El procedimiento que se sigue es el mismo en todos los lotes. Se detalla el número, la fecha en la que se podrá cazar y se pregunta si hay propuestas, que pueden llegar por correo o en mano en ese momento. Después se abren y se adjudica al mejor postor. Así se hizo en 64 ocasiones, los 64 lotes a subasta, si bien fueron muchos los que quedaron desiertos. Por ejemplo seis de los diez lotes estrella, los machos A1, de más de 12 años y una puntuación en verde de más de 235 puntos, la que se divisa con prismáticos en campo, que tenían un precio base de 4.000 euros. A ellos hay que sumar 20 lotes de macho A2 (de más de 11 años y de 215 a 240 puntos en verde) con un precio inicial de 2.300 euros; 18 de macho B1 (de más de 9 años y de 195 a 220 puntos en verde) con un precio de 1.350 euros y 16 hembras de 400 euros.

La previsión inicial era recaudar unos 220.000 euros, que más o menos se sabía que no se iban a conseguir en la subasta, pero sí a lo largo de los próximos meses, puesto que ahora se están vendiendo los derechos de la temporada 2013/2014, que irá del 1 de septiembre al 30 de abril del año que viene.

«Con ese dinero, aún siendo una cantidad importante, no se cubren todos los gastos que genera la reserva, pero esto no es un negocio de la Junta, es una oportunidad más», advertía el director general.
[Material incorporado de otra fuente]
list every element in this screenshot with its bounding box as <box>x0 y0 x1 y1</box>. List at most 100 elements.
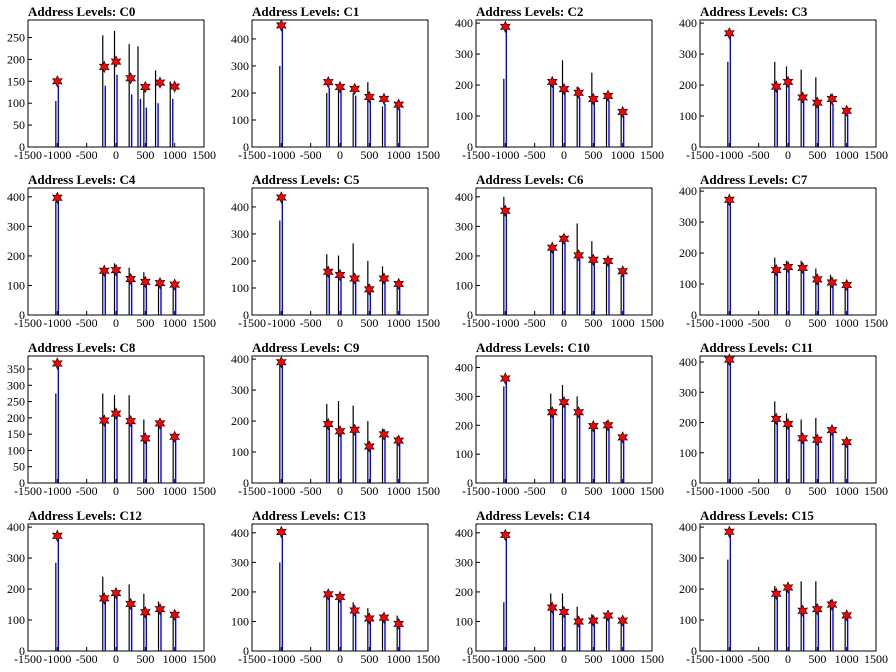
y-tick-label: 400 <box>231 200 249 214</box>
x-tick-label: 1000 <box>611 484 635 498</box>
chart-title: Address Levels: C5 <box>252 172 360 187</box>
y-tick-label: 350 <box>7 362 25 376</box>
x-tick-label: 1000 <box>163 652 187 666</box>
peak-marker-star <box>154 76 166 89</box>
y-tick-label: 200 <box>7 582 25 596</box>
y-tick-label: 400 <box>679 184 697 198</box>
x-tick-label: -1500 <box>14 484 42 498</box>
peak-marker-star <box>322 75 334 89</box>
y-tick-label: 0 <box>19 140 25 154</box>
chart-title: Address Levels: C0 <box>28 4 136 19</box>
x-tick-label: 500 <box>360 652 378 666</box>
peak-marker-star <box>98 592 110 605</box>
y-tick-label: 400 <box>679 16 697 30</box>
chart-svg: 0 100 200 300 400 -1500 -1000 -500 0 500 1000 1500 <box>679 16 888 162</box>
x-tick-label: 0 <box>785 148 791 162</box>
plot-frame <box>251 187 429 316</box>
peak-marker-star <box>363 612 375 625</box>
peak-marker-star <box>125 597 137 611</box>
x-tick-label: -500 <box>524 652 546 666</box>
x-tick-label: -1500 <box>462 484 490 498</box>
y-tick-label: 100 <box>455 278 473 292</box>
peak-marker-star <box>770 263 782 277</box>
peak-marker-star <box>797 91 809 104</box>
x-tick-label: -500 <box>300 316 322 330</box>
peak-marker-star <box>139 606 151 619</box>
chart-title: Address Levels: C12 <box>28 508 142 523</box>
peak-marker-star <box>349 272 361 285</box>
peak-marker-star <box>723 27 735 40</box>
chart-panel: Address Levels: C9 0 100 200 300 400 -1500 -100… <box>224 336 448 504</box>
x-tick-label: -500 <box>300 148 322 162</box>
peak-marker-star <box>723 525 735 538</box>
x-tick-label: 500 <box>584 148 602 162</box>
x-tick-label: -1000 <box>43 316 71 330</box>
chart-svg: 0 50 100 150 200 250 300 350 -1500 -1000 -500 0 500 1… <box>7 355 216 498</box>
peak-marker-star <box>110 55 122 68</box>
y-tick-label: 300 <box>7 378 25 392</box>
x-tick-label: -1500 <box>462 148 490 162</box>
x-tick-label: -1000 <box>267 316 295 330</box>
plot-frame <box>251 355 429 484</box>
peak-marker-star <box>349 423 361 436</box>
y-tick-label: 50 <box>13 460 25 474</box>
x-tick-label: 0 <box>113 484 119 498</box>
peak-marker-star <box>169 608 181 621</box>
x-tick-label: -1500 <box>686 652 714 666</box>
x-tick-label: 1000 <box>387 484 411 498</box>
chart-panel: Address Levels: C10 0 100 200 300 400 -1500 -10… <box>448 336 672 504</box>
x-tick-label: -1500 <box>14 652 42 666</box>
peak-marker-star <box>723 353 735 366</box>
peak-marker-star <box>275 525 287 539</box>
y-tick-label: 0 <box>691 644 697 658</box>
x-tick-label: 1000 <box>835 652 859 666</box>
y-tick-label: 0 <box>691 140 697 154</box>
y-tick-label: 400 <box>231 32 249 46</box>
peak-marker-star <box>573 86 585 100</box>
x-tick-label: 500 <box>808 484 826 498</box>
y-tick-label: 400 <box>679 520 697 534</box>
y-tick-label: 100 <box>679 446 697 460</box>
x-tick-label: 1500 <box>864 148 888 162</box>
x-tick-label: 500 <box>136 484 154 498</box>
x-tick-label: -1500 <box>238 652 266 666</box>
peak-marker-star <box>811 433 823 446</box>
peak-marker-star <box>587 614 599 627</box>
y-tick-label: 200 <box>679 78 697 92</box>
y-tick-label: 400 <box>455 361 473 375</box>
peak-marker-star <box>51 75 63 88</box>
y-tick-label: 0 <box>467 476 473 490</box>
peak-marker-star <box>782 75 794 89</box>
y-tick-label: 0 <box>467 644 473 658</box>
x-tick-label: 500 <box>808 148 826 162</box>
peak-marker-star <box>617 105 629 119</box>
peak-marker-star <box>169 278 181 291</box>
y-tick-label: 100 <box>7 96 25 110</box>
peak-marker-star <box>770 80 782 93</box>
x-tick-label: 1500 <box>192 316 216 330</box>
peak-marker-star <box>51 357 63 370</box>
y-tick-label: 300 <box>679 385 697 399</box>
x-tick-label: -500 <box>748 484 770 498</box>
x-tick-label: -1000 <box>715 148 743 162</box>
x-tick-label: 1000 <box>835 148 859 162</box>
peak-marker-star <box>782 417 794 431</box>
peak-marker-star <box>393 277 405 291</box>
x-tick-label: -1000 <box>43 652 71 666</box>
peak-marker-star <box>587 419 599 433</box>
x-tick-label: 0 <box>337 148 343 162</box>
plot-frame <box>475 187 653 316</box>
x-tick-label: -500 <box>524 316 546 330</box>
x-tick-label: -1500 <box>14 148 42 162</box>
y-tick-label: 100 <box>7 278 25 292</box>
x-tick-label: -1000 <box>43 148 71 162</box>
x-tick-label: 1500 <box>864 316 888 330</box>
peak-marker-star <box>723 193 735 206</box>
peak-marker-star <box>378 92 390 106</box>
peak-marker-star <box>378 272 390 285</box>
peak-marker-star <box>378 428 390 441</box>
chart-title: Address Levels: C4 <box>28 172 136 187</box>
y-tick-label: 200 <box>231 414 249 428</box>
x-tick-label: 500 <box>360 484 378 498</box>
peak-marker-star <box>546 75 558 89</box>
Asimismo recordaba que para conservar la población que se tiene tras diez años de existencia de la reserva, y el incremento que ha experimentado la puntuación de los trofeos, ha sido decisiva la dedicación de los guardas que se encargan de las tareas de control y vigilancia.

Sorprende, a quien no está introducido en el mundo de la caza, las cantidades que se manejaron en la subasta, impropias de una época de crisis. Rápidamente advierten que particulares son muy pocos los que pujan. La mayoría de quienes lo hacen, y cuyos nombres se repiten una y otra vez, son empresas e intermediarios que contratan los derechos de cuatro o cinco lotes que después ceden a personas que vienen de Madrid o de cualquier país centroeuropeo. «Gente de por aquí es muy difícil que pague 4.000 euros por muy bueno que sea el macho», apuntan conocedores del sector.

La pregunta que surge de inmediato es cómo saben la cabra que tienen que matar, y si están marcadas de alguna manera. «Al cazador le acompañan dos o tres vigilantes que le dicen cual es la cabra que ha comprado en función de la puntuación que ha pagado, porque lo tienen controlado», aclara el director general.